News

Commissioners reach out to voters

In Island County government’s lone primary, the two opponents got a chance to square off Tuesday night.

The League of Women Voters sponsored a candidates forum for national, state-wide and local candidates who have opponents for the Sept. 14 primary election.

One of the subjects the candidates have made an issue is how efficient the county is run. Members of the audience alleged that it could take up to a year for a business to obtain a building permit.

“I think it takes too long to get a building permit,” Republican candidate Mike Shelton – the incumbent – said. “One of the things people do is they look at the people behind the counter and question their efficiency.”

Shelton said it currently takes approximately eight to 10 weeks to have a completed permit in most cases that don’t involve land use problems.

“I’ve known people who leave our planning department in tears,” Shelton’s opponent, Reece Rose said.

Rose proposed a check list for permit applicants so that it can be ensured the application is complete.

Rose argued that trimming the county government would help the county run more efficiently, but Shelton said Rose is mistaken.

“Reece always talks about smaller government, but she doesn’t even know what she should cut,” Shelton said. “We do have some optional things that we do ... like the hydrology department, which I’m not about to cut because water is very important to Island County. To make blanket statements is not good.”

The county recently cut 50,000 man hours in an attempt to trim from its budget, according to Shelton. One of the areas the county has avoided cutting are in the criminal justice departments, such as the sheriff’s and prosecutor’s offices.

“Most people appreciate the fact that we have a significant number of sheriff’s deputies,” Shelton said.

Shelton said the criminal justice programs take up approximately 53 percent of the county’s budget.

“We have cut local government to the point that there’s not much left to cut,” he said.

Rose voiced her desire to limit the number of terms a commissioner can serve. Shelton is seeking his fourth consecutive term as commissioner. Rose said she would limit herself to no more than two terms.

“Shelton has been in office for 12 years and is trying to go for 16,” Rose said. “That’s too long to serve.”

According to Public Disclosure Commission records, Rose has switched between the Libertarian and Republican parties numerous times since declaring her intent to run for county commissioner.

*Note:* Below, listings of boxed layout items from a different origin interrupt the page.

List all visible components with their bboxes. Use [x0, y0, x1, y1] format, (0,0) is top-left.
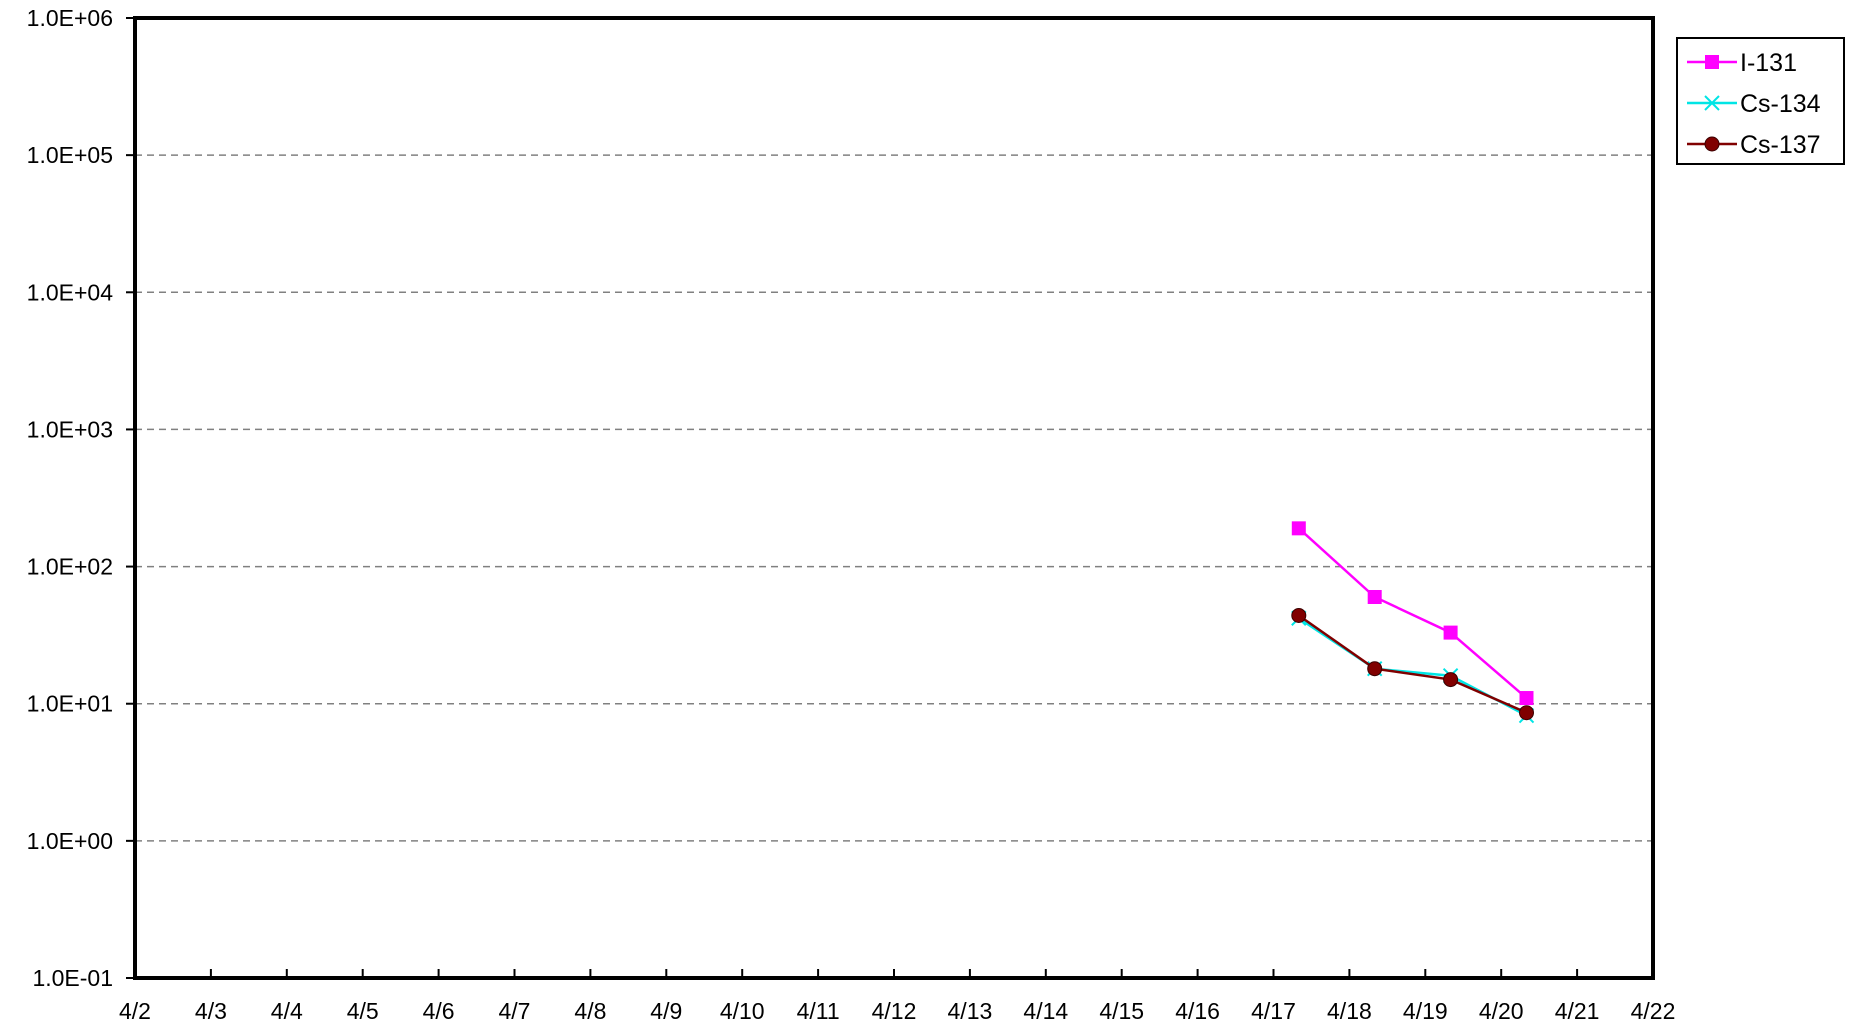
x-tick-label: 4/5	[347, 998, 379, 1024]
series-line	[1298, 617, 1528, 717]
legend-item-cs-134: Cs-134	[1687, 90, 1821, 118]
series-cs-137	[1291, 607, 1534, 721]
x-tick-label: 4/4	[271, 998, 303, 1024]
x-tick-label: 4/7	[499, 998, 531, 1024]
x-tick-label: 4/6	[423, 998, 455, 1024]
x-tick-label: 4/15	[1099, 998, 1144, 1024]
y-tick-label: 1.0E-01	[32, 965, 113, 991]
y-tick-label: 1.0E+04	[27, 279, 114, 305]
data-point-marker	[1519, 691, 1534, 706]
legend: I-131 Cs-134 Cs-137	[1676, 37, 1845, 165]
series-cs-134	[1291, 610, 1535, 724]
y-tick-label: 1.0E+01	[27, 691, 113, 717]
x-tick-label: 4/16	[1175, 998, 1220, 1024]
data-point-marker	[1367, 589, 1382, 604]
data-point-marker	[1367, 661, 1383, 677]
data-point-marker	[1291, 607, 1307, 623]
legend-label: I-131	[1740, 49, 1797, 77]
y-tick-label: 1.0E+02	[27, 554, 113, 580]
legend-box	[1676, 37, 1845, 165]
grid-lines	[135, 154, 1653, 842]
series-line	[1298, 614, 1528, 714]
legend-item-i-131: I-131	[1687, 49, 1797, 77]
plot-area-frame	[133, 16, 1655, 980]
x-tick-label: 4/21	[1555, 998, 1600, 1024]
legend-label: Cs-134	[1740, 90, 1821, 118]
x-tick-label: 4/2	[119, 998, 151, 1024]
x-tick-label: 4/12	[872, 998, 917, 1024]
data-series	[1291, 521, 1535, 724]
x-tick-label: 4/20	[1479, 998, 1524, 1024]
x-tick-label: 4/17	[1251, 998, 1296, 1024]
x-tick-label: 4/9	[650, 998, 682, 1024]
legend-item-cs-137: Cs-137	[1687, 131, 1821, 159]
x-tick-label: 4/19	[1403, 998, 1448, 1024]
series-i-131	[1291, 521, 1534, 706]
y-tick-label: 1.0E+00	[27, 828, 113, 854]
legend-label: Cs-137	[1740, 131, 1821, 159]
data-point-marker	[1291, 521, 1306, 536]
x-tick-label: 4/3	[195, 998, 227, 1024]
x-tick-label: 4/13	[948, 998, 993, 1024]
x-tick-label: 4/14	[1023, 998, 1068, 1024]
series-line	[1297, 527, 1528, 699]
y-tick-label: 1.0E+05	[27, 142, 113, 168]
x-axis-ticks: 4/2 4/3 4/4 4/5 4/6 4/7 4/8 4/9 4/10 4/11 4/12 4/13…	[119, 969, 1675, 1024]
x-tick-label: 4/22	[1631, 998, 1676, 1024]
x-tick-label: 4/8	[574, 998, 606, 1024]
x-tick-label: 4/10	[720, 998, 765, 1024]
y-axis-ticks: 1.0E+06 1.0E+05 1.0E+04 1.0E+03 1.0E+02 1.0E+…	[27, 5, 135, 991]
data-point-marker	[1704, 136, 1720, 152]
data-point-marker	[1705, 55, 1719, 69]
y-tick-label: 1.0E+03	[27, 416, 113, 442]
data-point-marker	[1704, 95, 1720, 111]
x-tick-label: 4/18	[1327, 998, 1372, 1024]
data-point-marker	[1443, 625, 1458, 640]
x-tick-label: 4/11	[797, 998, 840, 1024]
data-point-marker	[1443, 672, 1459, 688]
y-tick-label: 1.0E+06	[27, 5, 113, 31]
data-point-marker	[1519, 705, 1534, 721]
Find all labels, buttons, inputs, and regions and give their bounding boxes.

She is currently running as a Republican against the incumbent Republican Shelton.

“I never really left the Republican party,” Rose said. “My principals haven’t changed a bit.”

Rose said that she had been a card carrying member of the Republican party since her youth.

“I joined the Libertarian party out of frustration,” she said. “I thought maybe I could make changes from within the Libertarian party.”

Rose eventually became a voting member of the Libertarian Party of Washington State’s State Central Committee.

Shelton said he did not know why Rose changed parties.

“Do you change parties because you thing you have a better chance of getting elected?” Shelton said. “I don’t know.”

Rose said her decision to rejoin the Republican party was motivated by a shift in the party’s politics.

“I am convinced that the Republican party is on the right track,” Rose said. “But it takes people working inside the party.”

Only voters in District 1 will see Shelton and Rose on their primary ballot. The winner will face Democrat Dean Enell in the general election when voting will be conducted countywide. District 1 encompasses the area from the southern tip of Whidbey Island to the San de Fuca area of Central Whidbey, including Langley and Coupeville.